Note: Strata with only one observation are collapsed into the stratum with Stratum Index "0".



Output 98.6.3: Parameter Estimates and Effect Tests

Tests of Model Effects
Effect Num DF F Value Pr > F
Model 1 173.01 0.0002
Intercept 1 0.00 0.9961
X 1 173.01 0.0002

Note: The denominator degrees of freedom for the F tests is 4.


Estimated Regression Coefficients
Parameter Estimate Standard Error t Value Pr > |t|
Intercept 0.00179469 0.34306373 0.01 0.9961
X 1.12598708 0.08560466 13.15 0.0002

Note: The denominator degrees of freedom for the t tests is 4.



Alternatively, if you prefer not to collapse strata with a single sampling unit, you can specify the NOCOLLAPSE option in the STRATA statement:

title1 'Stratified Sample with Single Sampling Unit in Strata';
title2 'Without Stratum Collapse';
proc surveyreg data=Sample total=StratumTotals;
   strata Stratum/list nocollapse;
   model Y = X;
   weight W;
run;

Output 98.6.4 does not contain the stratum collapse information displayed in Output 98.6.1, and the denominator degrees of freedom are 3 instead of 4.

Output 98.6.4: Summary of Data and Regression

Stratified Sample with Single Sampling Unit in Strata
Without Stratum Collapse

The SURVEYREG Procedure
 
Regression Analysis for Dependent Variable Y

Data Summary
Number of Observations 8
Sum of Weights 157.00000
Weighted Mean of Y 4.31210
Weighted Sum of Y 677.00000

Design Summary
Number of Strata 5

Fit Statistics
R-Square 0.9564
Root MSE 0.5111
Denominator DF 3


In Output 98.6.5, although the fourth stratum and the fifth stratum contain only one observation, no stratum collapse occurs.

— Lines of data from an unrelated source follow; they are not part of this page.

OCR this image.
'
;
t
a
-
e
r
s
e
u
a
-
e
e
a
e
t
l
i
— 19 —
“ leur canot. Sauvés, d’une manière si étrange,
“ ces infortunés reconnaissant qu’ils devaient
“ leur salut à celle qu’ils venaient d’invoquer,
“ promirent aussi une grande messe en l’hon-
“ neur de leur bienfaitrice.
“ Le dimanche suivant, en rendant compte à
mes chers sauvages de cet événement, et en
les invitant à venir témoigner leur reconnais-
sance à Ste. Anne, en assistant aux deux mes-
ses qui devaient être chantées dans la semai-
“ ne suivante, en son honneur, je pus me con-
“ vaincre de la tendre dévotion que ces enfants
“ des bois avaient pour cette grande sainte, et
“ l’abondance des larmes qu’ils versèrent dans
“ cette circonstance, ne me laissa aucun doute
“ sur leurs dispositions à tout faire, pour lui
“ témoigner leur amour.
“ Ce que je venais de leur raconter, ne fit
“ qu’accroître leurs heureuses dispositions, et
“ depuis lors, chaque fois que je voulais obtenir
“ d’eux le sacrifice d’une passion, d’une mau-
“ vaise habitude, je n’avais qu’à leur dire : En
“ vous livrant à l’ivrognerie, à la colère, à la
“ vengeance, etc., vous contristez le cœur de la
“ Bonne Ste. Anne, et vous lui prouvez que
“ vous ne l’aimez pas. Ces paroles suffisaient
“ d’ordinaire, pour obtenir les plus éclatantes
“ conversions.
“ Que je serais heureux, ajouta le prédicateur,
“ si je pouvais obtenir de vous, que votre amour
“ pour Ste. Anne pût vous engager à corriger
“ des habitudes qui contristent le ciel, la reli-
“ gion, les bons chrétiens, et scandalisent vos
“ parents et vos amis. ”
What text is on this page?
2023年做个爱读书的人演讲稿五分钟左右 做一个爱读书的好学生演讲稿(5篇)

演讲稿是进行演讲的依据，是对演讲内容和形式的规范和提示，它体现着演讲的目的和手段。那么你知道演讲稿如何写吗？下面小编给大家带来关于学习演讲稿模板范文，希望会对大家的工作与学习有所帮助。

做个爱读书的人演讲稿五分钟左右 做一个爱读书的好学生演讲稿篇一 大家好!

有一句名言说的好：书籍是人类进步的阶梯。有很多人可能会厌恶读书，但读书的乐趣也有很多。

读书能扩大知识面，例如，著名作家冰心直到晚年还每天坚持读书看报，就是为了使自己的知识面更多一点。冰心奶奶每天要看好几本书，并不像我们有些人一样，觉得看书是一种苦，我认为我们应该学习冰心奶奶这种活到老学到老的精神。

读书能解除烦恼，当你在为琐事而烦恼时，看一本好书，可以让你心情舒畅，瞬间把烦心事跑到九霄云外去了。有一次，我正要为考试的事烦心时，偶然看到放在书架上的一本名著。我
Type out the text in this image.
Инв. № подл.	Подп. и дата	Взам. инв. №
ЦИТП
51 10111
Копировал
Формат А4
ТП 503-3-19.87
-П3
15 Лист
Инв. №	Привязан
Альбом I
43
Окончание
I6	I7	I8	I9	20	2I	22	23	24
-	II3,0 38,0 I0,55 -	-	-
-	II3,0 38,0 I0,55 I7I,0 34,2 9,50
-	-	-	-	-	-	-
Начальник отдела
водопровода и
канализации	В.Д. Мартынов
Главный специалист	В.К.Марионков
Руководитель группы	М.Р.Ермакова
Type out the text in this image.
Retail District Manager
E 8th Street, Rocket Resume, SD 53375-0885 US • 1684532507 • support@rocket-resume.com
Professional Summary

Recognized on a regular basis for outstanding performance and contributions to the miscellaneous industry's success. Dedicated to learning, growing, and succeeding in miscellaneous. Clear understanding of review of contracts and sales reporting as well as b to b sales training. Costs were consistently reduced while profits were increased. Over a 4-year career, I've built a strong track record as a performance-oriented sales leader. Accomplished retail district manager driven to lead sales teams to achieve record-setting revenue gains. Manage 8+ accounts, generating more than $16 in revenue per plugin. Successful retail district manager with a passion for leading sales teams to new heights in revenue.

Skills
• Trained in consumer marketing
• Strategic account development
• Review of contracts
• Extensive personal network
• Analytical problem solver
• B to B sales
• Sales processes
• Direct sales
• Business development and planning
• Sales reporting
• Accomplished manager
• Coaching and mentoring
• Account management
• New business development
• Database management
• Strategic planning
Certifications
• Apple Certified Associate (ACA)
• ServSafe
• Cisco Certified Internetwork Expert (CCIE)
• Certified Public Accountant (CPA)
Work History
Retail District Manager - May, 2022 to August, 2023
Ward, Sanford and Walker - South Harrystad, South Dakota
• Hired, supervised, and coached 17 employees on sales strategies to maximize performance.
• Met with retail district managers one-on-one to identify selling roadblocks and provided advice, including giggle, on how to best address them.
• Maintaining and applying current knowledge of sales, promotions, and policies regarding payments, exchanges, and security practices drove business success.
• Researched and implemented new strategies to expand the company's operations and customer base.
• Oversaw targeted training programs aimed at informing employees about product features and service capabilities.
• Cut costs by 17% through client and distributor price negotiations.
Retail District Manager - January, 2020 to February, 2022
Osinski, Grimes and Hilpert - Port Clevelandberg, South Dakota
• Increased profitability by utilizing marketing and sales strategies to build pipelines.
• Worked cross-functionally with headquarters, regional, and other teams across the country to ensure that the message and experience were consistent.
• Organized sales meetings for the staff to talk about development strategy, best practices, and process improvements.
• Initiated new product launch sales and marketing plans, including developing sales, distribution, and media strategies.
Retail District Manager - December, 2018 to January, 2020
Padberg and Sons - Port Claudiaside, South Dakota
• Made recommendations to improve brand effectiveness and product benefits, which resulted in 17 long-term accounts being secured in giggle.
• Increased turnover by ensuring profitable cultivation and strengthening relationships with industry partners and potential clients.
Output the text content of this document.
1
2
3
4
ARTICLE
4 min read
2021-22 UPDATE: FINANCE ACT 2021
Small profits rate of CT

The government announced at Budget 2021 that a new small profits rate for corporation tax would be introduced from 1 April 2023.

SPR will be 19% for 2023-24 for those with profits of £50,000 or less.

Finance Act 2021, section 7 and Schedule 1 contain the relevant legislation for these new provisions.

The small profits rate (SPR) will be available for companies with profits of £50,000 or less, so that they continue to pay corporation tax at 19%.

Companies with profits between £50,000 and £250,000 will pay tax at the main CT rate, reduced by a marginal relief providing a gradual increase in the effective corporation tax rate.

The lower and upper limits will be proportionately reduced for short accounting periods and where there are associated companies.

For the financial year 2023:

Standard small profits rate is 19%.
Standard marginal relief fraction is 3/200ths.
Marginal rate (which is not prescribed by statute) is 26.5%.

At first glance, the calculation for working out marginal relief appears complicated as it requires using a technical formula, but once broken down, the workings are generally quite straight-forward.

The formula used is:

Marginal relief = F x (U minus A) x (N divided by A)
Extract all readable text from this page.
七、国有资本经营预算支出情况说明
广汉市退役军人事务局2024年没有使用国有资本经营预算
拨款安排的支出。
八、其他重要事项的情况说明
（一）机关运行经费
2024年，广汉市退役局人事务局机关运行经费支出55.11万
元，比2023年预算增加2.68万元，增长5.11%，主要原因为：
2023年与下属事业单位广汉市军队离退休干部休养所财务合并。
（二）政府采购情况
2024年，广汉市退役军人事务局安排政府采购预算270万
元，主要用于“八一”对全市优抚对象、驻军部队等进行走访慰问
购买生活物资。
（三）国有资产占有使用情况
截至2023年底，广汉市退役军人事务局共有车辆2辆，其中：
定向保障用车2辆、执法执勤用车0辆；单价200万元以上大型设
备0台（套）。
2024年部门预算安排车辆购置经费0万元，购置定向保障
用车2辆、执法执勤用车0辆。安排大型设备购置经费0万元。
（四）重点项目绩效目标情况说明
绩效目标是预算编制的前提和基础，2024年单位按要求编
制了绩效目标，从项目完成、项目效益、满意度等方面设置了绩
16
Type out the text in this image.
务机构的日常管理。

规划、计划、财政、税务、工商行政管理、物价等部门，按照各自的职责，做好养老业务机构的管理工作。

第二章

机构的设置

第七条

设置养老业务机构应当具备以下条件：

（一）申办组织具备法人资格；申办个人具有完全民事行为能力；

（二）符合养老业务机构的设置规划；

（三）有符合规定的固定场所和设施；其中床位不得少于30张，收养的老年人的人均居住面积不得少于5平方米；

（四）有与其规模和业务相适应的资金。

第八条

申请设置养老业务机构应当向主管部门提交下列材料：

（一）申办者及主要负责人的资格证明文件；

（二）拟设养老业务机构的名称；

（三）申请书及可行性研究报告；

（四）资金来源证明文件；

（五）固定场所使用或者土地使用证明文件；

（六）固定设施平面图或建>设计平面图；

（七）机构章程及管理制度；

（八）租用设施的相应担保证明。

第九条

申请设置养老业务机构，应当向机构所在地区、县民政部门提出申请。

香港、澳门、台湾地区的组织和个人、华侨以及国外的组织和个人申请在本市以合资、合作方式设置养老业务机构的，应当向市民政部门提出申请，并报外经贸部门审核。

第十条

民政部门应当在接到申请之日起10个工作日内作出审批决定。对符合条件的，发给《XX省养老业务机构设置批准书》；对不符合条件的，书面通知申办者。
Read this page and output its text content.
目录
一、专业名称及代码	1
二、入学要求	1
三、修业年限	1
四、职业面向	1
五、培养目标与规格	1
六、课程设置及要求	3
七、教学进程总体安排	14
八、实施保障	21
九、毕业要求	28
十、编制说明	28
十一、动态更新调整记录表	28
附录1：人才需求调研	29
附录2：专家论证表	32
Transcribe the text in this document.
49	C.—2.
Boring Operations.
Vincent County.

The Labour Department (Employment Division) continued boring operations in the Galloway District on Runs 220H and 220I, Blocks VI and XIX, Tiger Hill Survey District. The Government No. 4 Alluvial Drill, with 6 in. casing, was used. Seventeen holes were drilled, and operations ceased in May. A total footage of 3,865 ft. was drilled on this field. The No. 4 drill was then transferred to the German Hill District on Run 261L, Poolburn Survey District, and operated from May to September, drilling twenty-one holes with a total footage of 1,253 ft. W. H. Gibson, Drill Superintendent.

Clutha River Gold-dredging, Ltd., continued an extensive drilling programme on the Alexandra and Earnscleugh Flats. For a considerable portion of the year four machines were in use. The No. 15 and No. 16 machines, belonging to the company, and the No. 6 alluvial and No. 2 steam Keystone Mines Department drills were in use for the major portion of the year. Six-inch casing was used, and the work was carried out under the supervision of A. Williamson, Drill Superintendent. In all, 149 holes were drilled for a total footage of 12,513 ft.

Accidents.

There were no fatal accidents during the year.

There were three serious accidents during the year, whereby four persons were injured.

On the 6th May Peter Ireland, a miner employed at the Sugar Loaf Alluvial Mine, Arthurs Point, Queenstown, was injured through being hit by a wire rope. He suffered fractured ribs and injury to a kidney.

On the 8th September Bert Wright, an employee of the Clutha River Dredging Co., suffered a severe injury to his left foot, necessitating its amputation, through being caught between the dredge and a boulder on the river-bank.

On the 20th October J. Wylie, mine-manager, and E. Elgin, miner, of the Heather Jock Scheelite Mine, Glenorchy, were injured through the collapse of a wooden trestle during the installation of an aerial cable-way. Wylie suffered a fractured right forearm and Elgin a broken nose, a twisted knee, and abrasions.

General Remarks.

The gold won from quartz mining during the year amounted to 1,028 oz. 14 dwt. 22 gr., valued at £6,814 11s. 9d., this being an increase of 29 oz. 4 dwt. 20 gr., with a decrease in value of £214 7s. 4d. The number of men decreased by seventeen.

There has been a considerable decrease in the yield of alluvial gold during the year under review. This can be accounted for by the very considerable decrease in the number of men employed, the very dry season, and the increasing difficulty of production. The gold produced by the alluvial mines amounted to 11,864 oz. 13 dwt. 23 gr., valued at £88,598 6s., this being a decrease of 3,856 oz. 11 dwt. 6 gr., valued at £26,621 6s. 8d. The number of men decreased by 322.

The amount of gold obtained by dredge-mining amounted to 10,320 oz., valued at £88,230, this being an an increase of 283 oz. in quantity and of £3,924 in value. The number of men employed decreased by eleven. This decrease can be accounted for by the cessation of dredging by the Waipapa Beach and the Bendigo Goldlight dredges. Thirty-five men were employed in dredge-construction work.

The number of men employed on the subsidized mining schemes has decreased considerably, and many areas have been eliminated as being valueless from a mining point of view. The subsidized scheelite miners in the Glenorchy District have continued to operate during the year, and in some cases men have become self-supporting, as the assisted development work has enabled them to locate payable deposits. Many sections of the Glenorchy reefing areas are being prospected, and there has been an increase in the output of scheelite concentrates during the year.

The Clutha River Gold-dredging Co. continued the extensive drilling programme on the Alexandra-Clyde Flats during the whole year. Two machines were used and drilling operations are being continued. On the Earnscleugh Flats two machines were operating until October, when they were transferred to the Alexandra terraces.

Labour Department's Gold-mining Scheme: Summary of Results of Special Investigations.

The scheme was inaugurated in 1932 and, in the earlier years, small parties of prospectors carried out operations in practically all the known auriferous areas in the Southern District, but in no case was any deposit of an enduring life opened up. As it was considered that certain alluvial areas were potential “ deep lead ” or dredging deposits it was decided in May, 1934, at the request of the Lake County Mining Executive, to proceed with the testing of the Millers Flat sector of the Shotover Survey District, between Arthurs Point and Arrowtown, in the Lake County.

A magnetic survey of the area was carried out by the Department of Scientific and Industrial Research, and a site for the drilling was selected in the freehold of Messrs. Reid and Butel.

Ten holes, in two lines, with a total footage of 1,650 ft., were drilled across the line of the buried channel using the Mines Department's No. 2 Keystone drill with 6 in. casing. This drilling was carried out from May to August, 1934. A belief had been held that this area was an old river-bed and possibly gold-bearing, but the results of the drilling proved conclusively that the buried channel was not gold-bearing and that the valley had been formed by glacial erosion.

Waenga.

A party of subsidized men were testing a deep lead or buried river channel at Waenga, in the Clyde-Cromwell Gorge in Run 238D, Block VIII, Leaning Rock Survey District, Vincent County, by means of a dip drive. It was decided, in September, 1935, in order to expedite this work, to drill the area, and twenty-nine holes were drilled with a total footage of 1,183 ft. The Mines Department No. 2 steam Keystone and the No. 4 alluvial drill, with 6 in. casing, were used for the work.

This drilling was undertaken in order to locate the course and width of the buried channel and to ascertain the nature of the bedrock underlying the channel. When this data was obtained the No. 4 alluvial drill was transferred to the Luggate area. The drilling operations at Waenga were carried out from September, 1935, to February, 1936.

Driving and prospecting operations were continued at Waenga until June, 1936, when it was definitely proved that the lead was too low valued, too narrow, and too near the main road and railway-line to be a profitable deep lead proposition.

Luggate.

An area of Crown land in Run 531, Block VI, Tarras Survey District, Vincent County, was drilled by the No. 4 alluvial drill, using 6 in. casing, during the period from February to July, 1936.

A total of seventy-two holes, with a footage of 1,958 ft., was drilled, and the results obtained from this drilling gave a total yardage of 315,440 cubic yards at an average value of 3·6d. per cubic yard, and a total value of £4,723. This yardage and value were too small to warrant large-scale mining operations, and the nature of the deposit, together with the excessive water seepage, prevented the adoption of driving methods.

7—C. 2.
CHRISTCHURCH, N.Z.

Output 98.6.5: Stratification Information

Stratum Information
Stratum
Index
Stratum N Obs Population Total Sampling Rate
1 10 2 10 20.0%
2 11 2 20 10.0%
3 12 2 32 6.25%
4 14 1 50 2.00%
5 33 1 40 2.50%


As a result of not collapsing strata, the standard error estimates of the parameters, shown in Output 98.6.6, are different from those in Output 98.6.3, as are the tests of the significance of model effects.

Output 98.6.6: Parameter Estimates and Effect Tests

Tests of Model Effects
Effect Num DF F Value Pr > F
Model 1 347.27 0.0003
Intercept 1 0.00 0.9962
X 1 347.27 0.0003

Note: The denominator degrees of freedom for the F tests is 3.


Estimated Regression Coefficients
Parameter Estimate Standard Error t Value Pr > |t|
Intercept 0.00179469 0.34302581 0.01 0.9962
X 1.12598708 0.06042241 18.64 0.0003

Note: The denominator degrees of freedom for the t tests is 3.